Com informações da Rede Brasil Atual
A concentração em algumas áreas da capital paulista de casos, internações e mortes causadas pela covid-19 está associada com a não interrupção do trabalho de parte da população durante a quarentena. A conclusão é de um mapeamento realizado pelo Laboratório Espaço Público e Direito à Cidade (LabCidade), da Universidade de São Paulo (USP), com dados da São Paulo Transporte (SPTrans).
Seja por atuar nos serviços essenciais, seja por atuar no setor informal (para gerar renda por não terem outras fontes de recursos), o levantamento relaciona diretamente a continuidade do trabalho e uso do transporte coletivo. “As áreas que concentram mais casos são as áreas aonde mais gente teve que sair para trabalhar. Nós estamos falando de trabalhadores de serviços essenciais cuja circulação ou continuidade do trabalho garantiu que outras pessoas pudessem estar em isolamento social. E trata-se de uma circulação de longo percurso, ou seja, por transporte coletivo, que atravessa a cidade na direção destas áreas de trabalho”, explicou a coordenadora do LabCidade e professora da Faculdade de Arquitetura e Urbanismo (FAU) da USP, Raquel Rolnik, em entrevista à Rádio USP.
Um mapeamento anterior do LabCidade já havia indicado que a forma como a prefeitura de São Paulo apresenta a distribuição dos casos de Covid-19 na cidade é muito simplificadora e pode distorcer as reais causas da concentração de casos em alguns lugares.
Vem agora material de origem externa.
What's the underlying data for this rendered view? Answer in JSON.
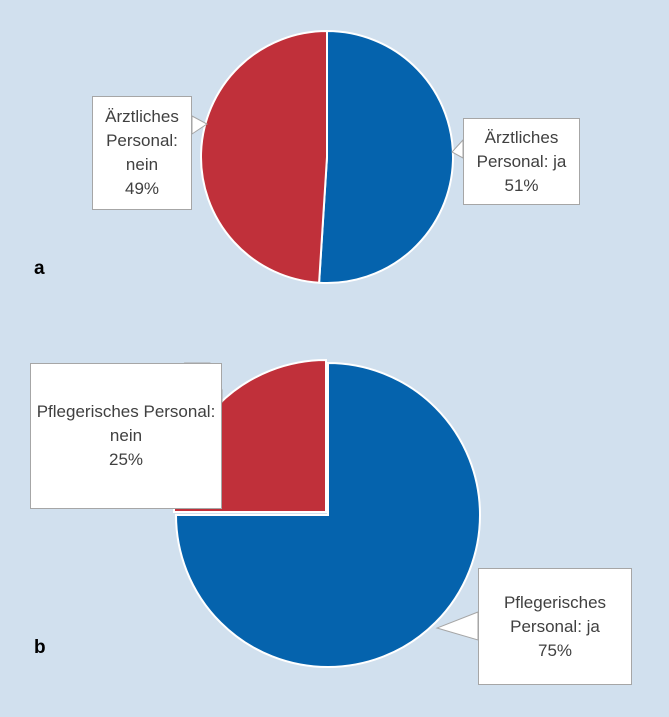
{
  "chart_data": [
    {
      "type": "pie",
      "panel": "a",
      "categories": [
        "Ärztliches Personal: ja",
        "Ärztliches Personal: nein"
      ],
      "values": [
        51,
        49
      ],
      "value_labels": [
        "51%",
        "49%"
      ],
      "colors": [
        "#0563ad",
        "#c0303a"
      ]
    },
    {
      "type": "pie",
      "panel": "b",
      "categories": [
        "Pflegerisches Personal: ja",
        "Pflegerisches Personal: nein"
      ],
      "values": [
        75,
        25
      ],
      "value_labels": [
        "75%",
        "25%"
      ],
      "colors": [
        "#0563ad",
        "#c0303a"
      ]
    }
  ]
}
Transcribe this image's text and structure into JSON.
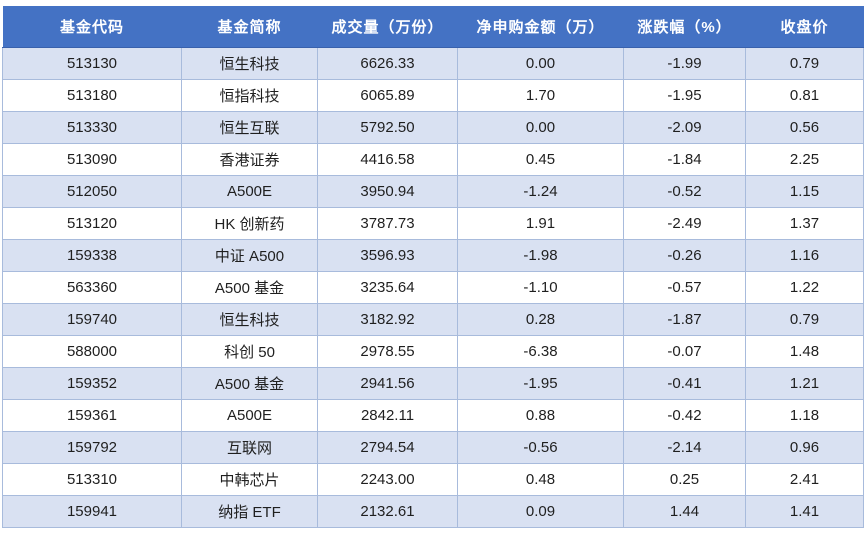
{
  "theme": {
    "page_bg": "#FFFFFF",
    "header_bg": "#4472C4",
    "header_text": "#FFFFFF",
    "band_row_bg": "#D9E1F2",
    "white_row_bg": "#FFFFFF",
    "border": "#A8BBDC",
    "body_text": "#1F1F1F"
  },
  "table": {
    "columns": [
      {
        "key": "fund-code",
        "label": "基金代码"
      },
      {
        "key": "fund-name",
        "label": "基金简称"
      },
      {
        "key": "volume",
        "label": "成交量（万份）"
      },
      {
        "key": "net-subscription",
        "label": "净申购金额（万）"
      },
      {
        "key": "change-pct",
        "label": "涨跌幅（%）"
      },
      {
        "key": "close-price",
        "label": "收盘价"
      }
    ],
    "rows": [
      [
        "513130",
        "恒生科技",
        "6626.33",
        "0.00",
        "-1.99",
        "0.79"
      ],
      [
        "513180",
        "恒指科技",
        "6065.89",
        "1.70",
        "-1.95",
        "0.81"
      ],
      [
        "513330",
        "恒生互联",
        "5792.50",
        "0.00",
        "-2.09",
        "0.56"
      ],
      [
        "513090",
        "香港证券",
        "4416.58",
        "0.45",
        "-1.84",
        "2.25"
      ],
      [
        "512050",
        "A500E",
        "3950.94",
        "-1.24",
        "-0.52",
        "1.15"
      ],
      [
        "513120",
        "HK 创新药",
        "3787.73",
        "1.91",
        "-2.49",
        "1.37"
      ],
      [
        "159338",
        "中证 A500",
        "3596.93",
        "-1.98",
        "-0.26",
        "1.16"
      ],
      [
        "563360",
        "A500 基金",
        "3235.64",
        "-1.10",
        "-0.57",
        "1.22"
      ],
      [
        "159740",
        "恒生科技",
        "3182.92",
        "0.28",
        "-1.87",
        "0.79"
      ],
      [
        "588000",
        "科创 50",
        "2978.55",
        "-6.38",
        "-0.07",
        "1.48"
      ],
      [
        "159352",
        "A500 基金",
        "2941.56",
        "-1.95",
        "-0.41",
        "1.21"
      ],
      [
        "159361",
        "A500E",
        "2842.11",
        "0.88",
        "-0.42",
        "1.18"
      ],
      [
        "159792",
        "互联网",
        "2794.54",
        "-0.56",
        "-2.14",
        "0.96"
      ],
      [
        "513310",
        "中韩芯片",
        "2243.00",
        "0.48",
        "0.25",
        "2.41"
      ],
      [
        "159941",
        "纳指 ETF",
        "2132.61",
        "0.09",
        "1.44",
        "1.41"
      ]
    ]
  }
}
O levantamento atual utilizou dados de viagens do dia 5 de junho, quando cerca de 3 milhões de pessoas utilizaram o transporte coletivo por ônibus, e os dados da pesquisa Origem Destino, de 2017, considerando as viagens realizadas por trabalhadores sem ensino superior e em cargos não-executivos. A conclusão foi que “há forte associação entre os locais de onde saíram mais trabalhadores com a concentração do local de moradia de pessoas internadas por causa da covid-19 ou da Síndrome Respiratória Aguda Grave (Srag), em casos suspeitos de coronavírus”.
Para os pesquisadores do LabCidade, os dados apontam para a inconsequência da reabertura do comércio e dos serviços planejada pelas prefeituras e governo estadual, que implicou em aumentar significativamente o número de áreas de origens com mais densidades de viagens e maior circulação de pessoas no transporte público. "Se o maior número de óbitos está nos territórios que tiveram mais pessoas saindo para trabalhar durante o período de isolamento, temos que pensar tanto em políticas que as protejam em seus percursos como ampliar o direito ao isolamento para as pessoas que não estão envolvidas com serviços essenciais, mas precisam trabalhar para garantir seu sustento”, escreveu Raquel, em artigo.
Para ela, é fundamental que sejam estabelecidas políticas de garantia de renda e segurança alimentar, subsídios de aluguel e outras despesas, além de ações específicas para cuidado dos trabalhadores de serviços essenciais: “É muito importante a gente pensar isso para uma política de transporte. Se há pessoas que precisam deslocar, como os trabalhadores da saúde, os caixas de supermercado, os atendentes, precisam ser protegidos em sua circulação diária e precisam ser protegidos de uma forma absolutamente dirigida e especial. Os governos, especialmente o governo municipal, a SPTrans, tem esses dados e podem planejar esse deslocamento”, disse Raquel.